How Does Living In A Community Property State Affect My Bankruptcy?

How Does Living In A Community Property State Affect My Bankruptcy?

Living in a community property state may have a huge impact on your bankruptcy if you’re married, separated, or divorced from your spouse.

There are nine community property states: Arizona, California, Idaho, Louisiana, Nevada, New Mexico, Texas, Washington, and Wisconsin.  In Alaska, you and your spouse can opt into the community property system.

Let’s take a look at how filing bankruptcy while living in a community property state might impact you:

Property Ownership

It’s very important to understand how property ownership is viewed in a community property state because it will determine how some of your household property will be treated in bankruptcy.

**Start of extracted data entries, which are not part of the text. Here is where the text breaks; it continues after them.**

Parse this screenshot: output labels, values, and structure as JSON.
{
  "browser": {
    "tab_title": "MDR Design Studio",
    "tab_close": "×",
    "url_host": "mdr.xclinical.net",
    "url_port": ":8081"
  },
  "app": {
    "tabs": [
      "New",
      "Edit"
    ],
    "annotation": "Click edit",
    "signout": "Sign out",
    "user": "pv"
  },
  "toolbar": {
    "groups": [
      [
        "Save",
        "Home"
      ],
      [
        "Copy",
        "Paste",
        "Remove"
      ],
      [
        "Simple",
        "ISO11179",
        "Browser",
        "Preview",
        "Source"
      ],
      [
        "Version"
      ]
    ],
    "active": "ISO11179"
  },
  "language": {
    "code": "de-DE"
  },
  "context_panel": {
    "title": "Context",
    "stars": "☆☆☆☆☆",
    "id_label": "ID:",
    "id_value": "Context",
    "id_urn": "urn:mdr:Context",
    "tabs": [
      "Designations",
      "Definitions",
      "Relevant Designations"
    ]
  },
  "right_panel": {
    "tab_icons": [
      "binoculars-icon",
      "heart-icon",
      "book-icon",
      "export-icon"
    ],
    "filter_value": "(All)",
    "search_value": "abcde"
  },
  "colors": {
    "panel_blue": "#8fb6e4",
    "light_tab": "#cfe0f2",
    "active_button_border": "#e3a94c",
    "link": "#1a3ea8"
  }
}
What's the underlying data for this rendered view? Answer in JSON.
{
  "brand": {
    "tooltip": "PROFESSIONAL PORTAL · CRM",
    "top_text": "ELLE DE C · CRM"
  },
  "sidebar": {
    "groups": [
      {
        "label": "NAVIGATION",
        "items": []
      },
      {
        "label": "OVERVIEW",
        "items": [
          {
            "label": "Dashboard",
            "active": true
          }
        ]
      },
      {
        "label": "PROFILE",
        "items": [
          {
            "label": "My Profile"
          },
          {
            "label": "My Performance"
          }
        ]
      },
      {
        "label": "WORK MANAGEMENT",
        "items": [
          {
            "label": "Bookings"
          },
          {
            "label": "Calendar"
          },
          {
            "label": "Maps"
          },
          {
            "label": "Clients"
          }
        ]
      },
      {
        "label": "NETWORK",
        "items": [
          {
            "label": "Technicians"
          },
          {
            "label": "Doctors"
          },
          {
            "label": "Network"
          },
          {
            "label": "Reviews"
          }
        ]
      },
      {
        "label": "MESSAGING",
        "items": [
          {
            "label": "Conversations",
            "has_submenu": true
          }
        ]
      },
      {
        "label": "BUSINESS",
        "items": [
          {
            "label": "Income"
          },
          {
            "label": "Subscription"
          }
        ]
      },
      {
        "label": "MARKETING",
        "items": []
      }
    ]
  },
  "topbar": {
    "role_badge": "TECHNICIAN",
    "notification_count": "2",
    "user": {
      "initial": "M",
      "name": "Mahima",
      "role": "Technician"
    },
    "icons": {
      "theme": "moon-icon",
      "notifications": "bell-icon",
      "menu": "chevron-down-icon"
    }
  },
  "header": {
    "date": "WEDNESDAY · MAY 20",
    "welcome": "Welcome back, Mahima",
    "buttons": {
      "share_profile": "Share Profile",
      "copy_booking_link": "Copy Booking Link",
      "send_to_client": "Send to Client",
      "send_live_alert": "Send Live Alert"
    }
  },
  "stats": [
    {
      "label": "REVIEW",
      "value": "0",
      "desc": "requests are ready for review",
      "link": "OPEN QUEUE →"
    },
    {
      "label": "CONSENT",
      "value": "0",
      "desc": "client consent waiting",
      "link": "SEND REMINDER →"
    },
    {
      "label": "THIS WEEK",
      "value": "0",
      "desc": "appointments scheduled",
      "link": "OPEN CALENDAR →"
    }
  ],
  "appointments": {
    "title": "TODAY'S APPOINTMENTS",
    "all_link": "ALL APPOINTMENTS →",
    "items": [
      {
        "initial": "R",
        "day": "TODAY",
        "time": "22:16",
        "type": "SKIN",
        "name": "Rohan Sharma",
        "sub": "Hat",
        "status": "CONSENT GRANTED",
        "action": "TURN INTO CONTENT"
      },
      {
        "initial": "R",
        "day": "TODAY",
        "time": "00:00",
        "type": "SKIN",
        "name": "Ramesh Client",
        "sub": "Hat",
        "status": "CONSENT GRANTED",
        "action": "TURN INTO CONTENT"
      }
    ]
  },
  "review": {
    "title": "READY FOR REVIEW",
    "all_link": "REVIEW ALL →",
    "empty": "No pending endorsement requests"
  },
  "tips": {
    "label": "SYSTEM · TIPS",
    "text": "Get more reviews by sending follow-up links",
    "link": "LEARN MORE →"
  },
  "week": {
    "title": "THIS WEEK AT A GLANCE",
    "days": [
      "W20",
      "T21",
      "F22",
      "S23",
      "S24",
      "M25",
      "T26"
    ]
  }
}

  • Property acquired BEFORE marriage is the sole property of the spouse who acquired it. For example, if your spouse owned a vehicle before marrying you, that vehicle would not be part of the bankruptcy estate as long as your spouse is not also filing bankruptcy.
  • Property acquired AFTER marriage belongs to the “community” (both spouses). This means that even if your spouse purchased a vehicle with their own money, if it was purchased after marrying you, that property belongs to both spouses and will be included in the bankruptcy estate even if your spouse isn’t filing bankruptcy with you.
  • Property acquired AFTER a separation (or divorce) belongs solely to the person who acquired it. This means that if you file bankruptcy after separating from your spouse and then your spouse purchases a vehicle (or other asset) that new property will not be included in your bankruptcy estate even if you’re still married to them. This is why it’s important to remember the exact date you separated from your spouse.

Property Division

In a community property state, each spouse has a full interest in community property. Once that property is divided, the interest is divided. This means that if you file bankruptcy without your spouse and it’s determined that some of your marital property must be liquidated to repay creditors; generally speaking the bankruptcy trustee can only distribute your share of the property to creditors. However, there may be exceptions to this rule since any debts acquired inside a marriage while living in a community property state are considered community debts meaning that both you and your spouse owe the creditor.